Стюарт попытался улыбнуться, но вышло не очень. В глазах у него стояли слезы.
– Нет, все в порядке. Это хорошо. У меня просто шок. Еще один, который нужно принять. У вас есть доказательства? Что-то, о чем можно сообщить полиции?
– Нет, пока нет. Только домыслы. Не надо мне было тебя обнадеживать. Пожалуйста, постарайся забыть об этом.
– Едва ли я смогу. Если есть вероятность, что он невиновен, мне нужно знать.
Вместо того, чтобы его подбодрить, Фиона лишь расстроила Стюарта. Она попыталась исправиться:
– Послушай, это просто ощущение, чутье глупой старушки. Не думай об этом. Сосредоточься на себе, своей жизни. Именно это сейчас важно.
Стюарт уныло кивнул.
– Ладно. Но дайте мне знать, как что-то выясните, хорошо?
– Конечно. Я обещаю, – Фиона постаралась сменить тему, чтобы хотя бы закончить на позитивной ноте: – А теперь, пока не забыла, мне бы хотелось тот «Бисквит королевы Виктории» с витрины, если можно. Для магазина.
– О, конечно. Только я не смогу продолжать ту затею с бесплатными тортами, которую придумал отец, – слишком затратно.
Фиона лишь отмахнулась:
– О чем речь. Я только рада заплатить.
– За весь торт пять фунтов и семьдесят пять пенсов. Пусть будет просто пятерка, договорились?
– Отлично.
Стюарт достал из-под прилавка картонную коробку, аккуратно достал торт с витрины, упаковал и поставил перед Фионой. Та полезла в сумочку.

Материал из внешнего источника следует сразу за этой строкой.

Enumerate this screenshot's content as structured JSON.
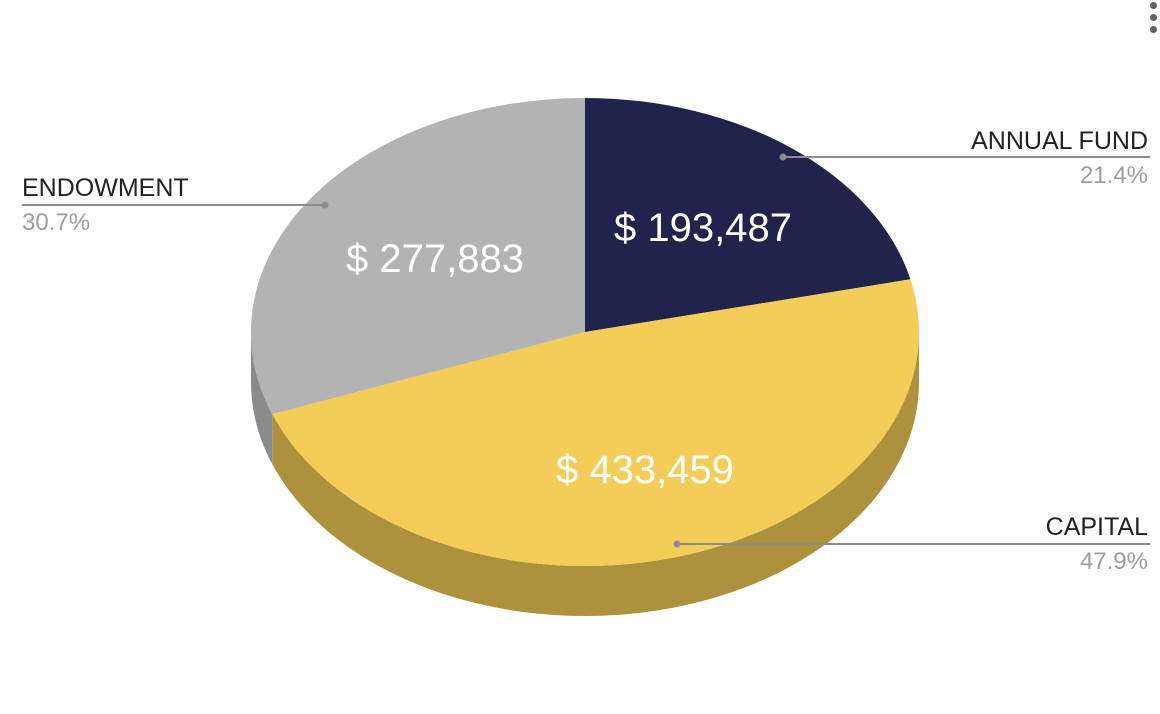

– Та-да! – объявил он, со звоном бросив деньги в кассу. – Вы моя первая покупательница.
Парень пытался держаться, но Фиона знала, что душа у него болит. И именно она разбередила еще не зажившую, но начавшую затягиваться рану. Ей пора уходить, и поскорее, пока она еще что-нибудь не ляпнула.
– Все, ретируюсь.
Фиона закрыла за собой дверь; ей очень хотелось бросить торт прямо на тротуар, чтобы весь этот сливочный крем с джемом смешался с пылью и грязью. Она была очень недовольна собой; зачем ей понадобилось вмешиваться туда, куда не стоило? Возможно, Оливер невиновен, но надо было молчать, пока не появится конкретная информация. Вместо этого она выдала бред, будто убийца на свободе, в худших традициях теории заговора, и даже не подумала о том, как это воспримет Стюарт. Он сейчас и так был очень уязвим, а тут еще и она со своими нелепыми идеями – как они повлияют на его душевное состояние? Собственное поведение приводило ее в ужас. Да и кто, черт возьми, говорит «Все, ретируюсь»? Звучит словно монолог Джойс Гренфелл[60] середины прошлого века.